Allama Prabhu (Kannada: ಅಲ್ಲಮ ಪ್ರಭು) was a 12th-century mystic-saint and Vachana poet (called Vachanakara) of the Kannada language, propagating the unitary consciousness of Self and Shiva.

Allama Prabhu is one of the celebrated poets and the patron saint of the Lingayata movement that reshaped medieval Karnataka society and popular Kannada literature.

He is included among the “Trinity of Lingayathism”, along with Basavanna, the founder of the movement, and Akka Mahadevi, the most prominent woman poet.Allama Prabhu used poetry, now part of Vachana Sahitya literature, to criticise rituals and social conventions, to break down social barriers and to emphasize moral values and devotional worship of Shiva.

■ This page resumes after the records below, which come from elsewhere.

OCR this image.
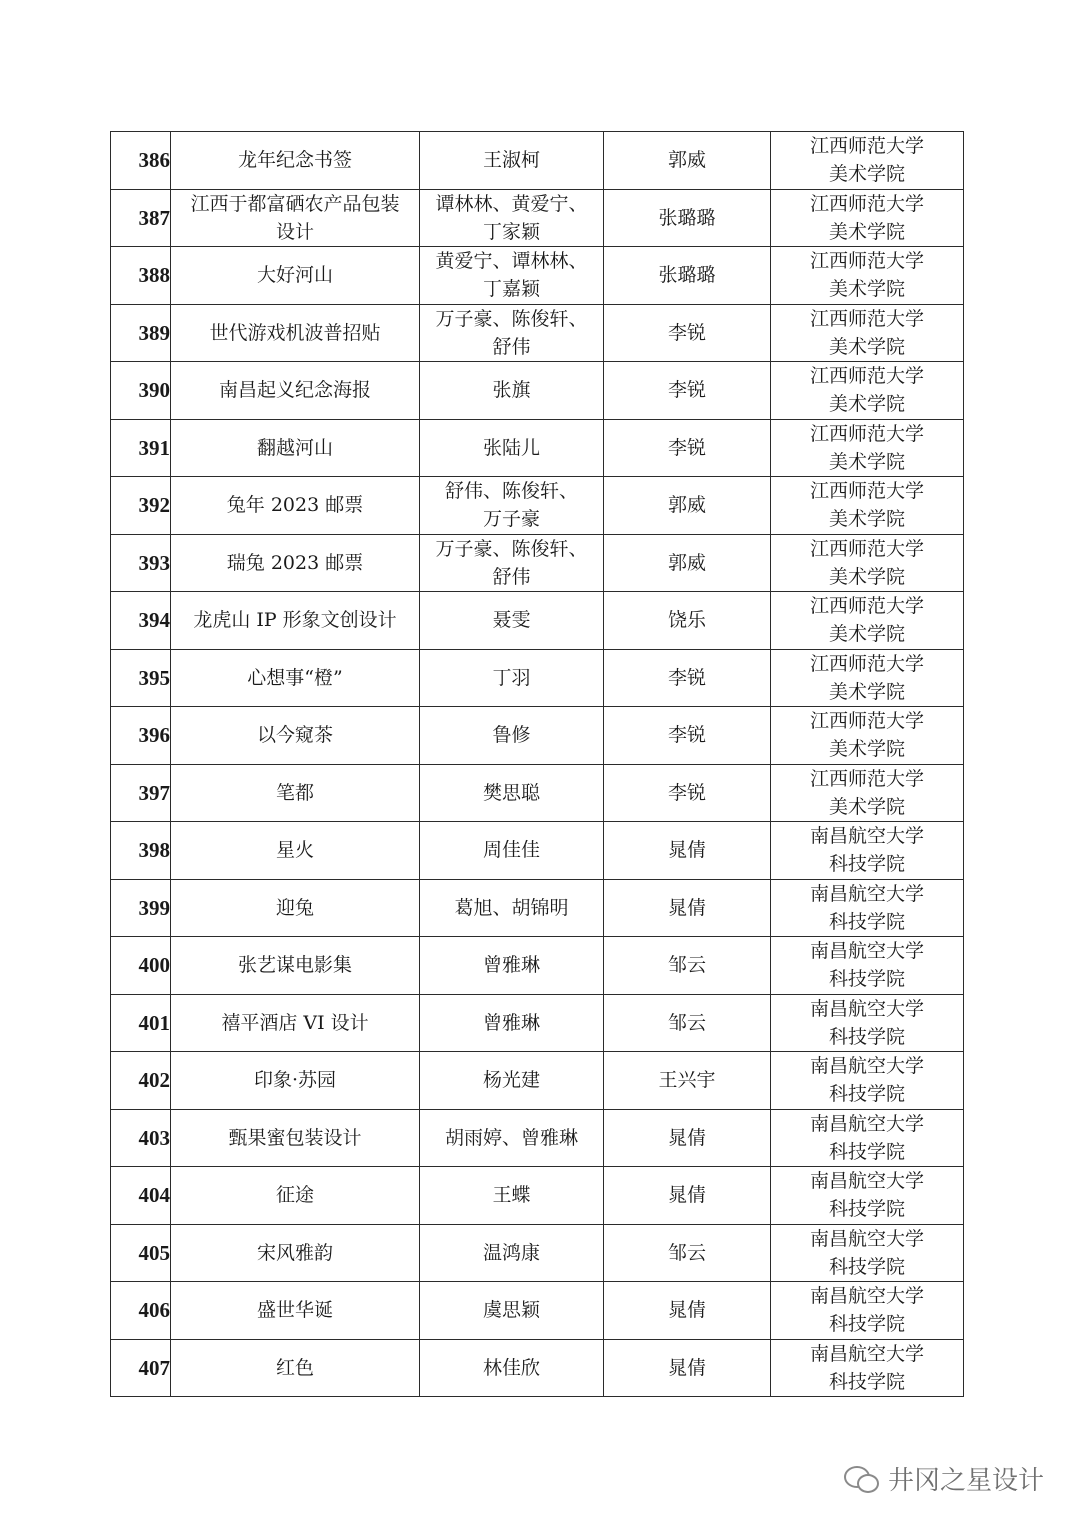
386	龙年纪念书签	王淑柯	郭威	江西师范大学
美术学院
387	江西于都富硒农产品包装
设计	谭林林、黄爱宁、
丁家颖	张璐璐	江西师范大学
美术学院
388	大好河山	黄爱宁、谭林林、
丁嘉颖	张璐璐	江西师范大学
美术学院
389	世代游戏机波普招贴	万子豪、陈俊轩、
舒伟	李锐	江西师范大学
美术学院
390	南昌起义纪念海报	张旗	李锐	江西师范大学
美术学院
391	翻越河山	张陆儿	李锐	江西师范大学
美术学院
392	兔年 2023 邮票	舒伟、陈俊轩、
万子豪	郭威	江西师范大学
美术学院
393	瑞兔 2023 邮票	万子豪、陈俊轩、
舒伟	郭威	江西师范大学
美术学院
394	龙虎山 IP 形象文创设计	聂雯	饶乐	江西师范大学
美术学院
395	心想事“橙”	丁羽	李锐	江西师范大学
美术学院
396	以今窥茶	鲁修	李锐	江西师范大学
美术学院
397	笔都	樊思聪	李锐	江西师范大学
美术学院
398	星火	周佳佳	晁倩	南昌航空大学
科技学院
399	迎兔	葛旭、胡锦明	晁倩	南昌航空大学
科技学院
400	张艺谋电影集	曾雅琳	邹云	南昌航空大学
科技学院
401	禧平酒店 VI 设计	曾雅琳	邹云	南昌航空大学
科技学院
402	印象·苏园	杨光建	王兴宇	南昌航空大学
科技学院
403	甄果蜜包装设计	胡雨婷、曾雅琳	晁倩	南昌航空大学
科技学院
404	征途	王蝶	晁倩	南昌航空大学
科技学院
405	宋风雅韵	温鸿康	邹云	南昌航空大学
科技学院
406	盛世华诞	虞思颖	晁倩	南昌航空大学
科技学院
407	红色	林佳欣	晁倩	南昌航空大学
科技学院
井冈之星设计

It is well accepted that though Basavanna was the inspiration behind the Lingayath movement and earned the honorific “elder brother” (anna) at the “mansion of experience” (Anubhava Mantapa), Allama was the real guru who presided over it. According to the scholars K. A. Nilakanta Sastri and Joseph T. Shipley, Vachana literature comprises pithy pieces of poetic prose in easy to understand, yet compelling Kannada language. The scholar E. P. Rice characterises Vachana poems as brief parallelistic allusive poems, each ending with one of the popular local names of the god Shiva and preaching the common folk detachment from worldly pleasures and adherence to devotion to the god Shiva (Shiva Bhakti).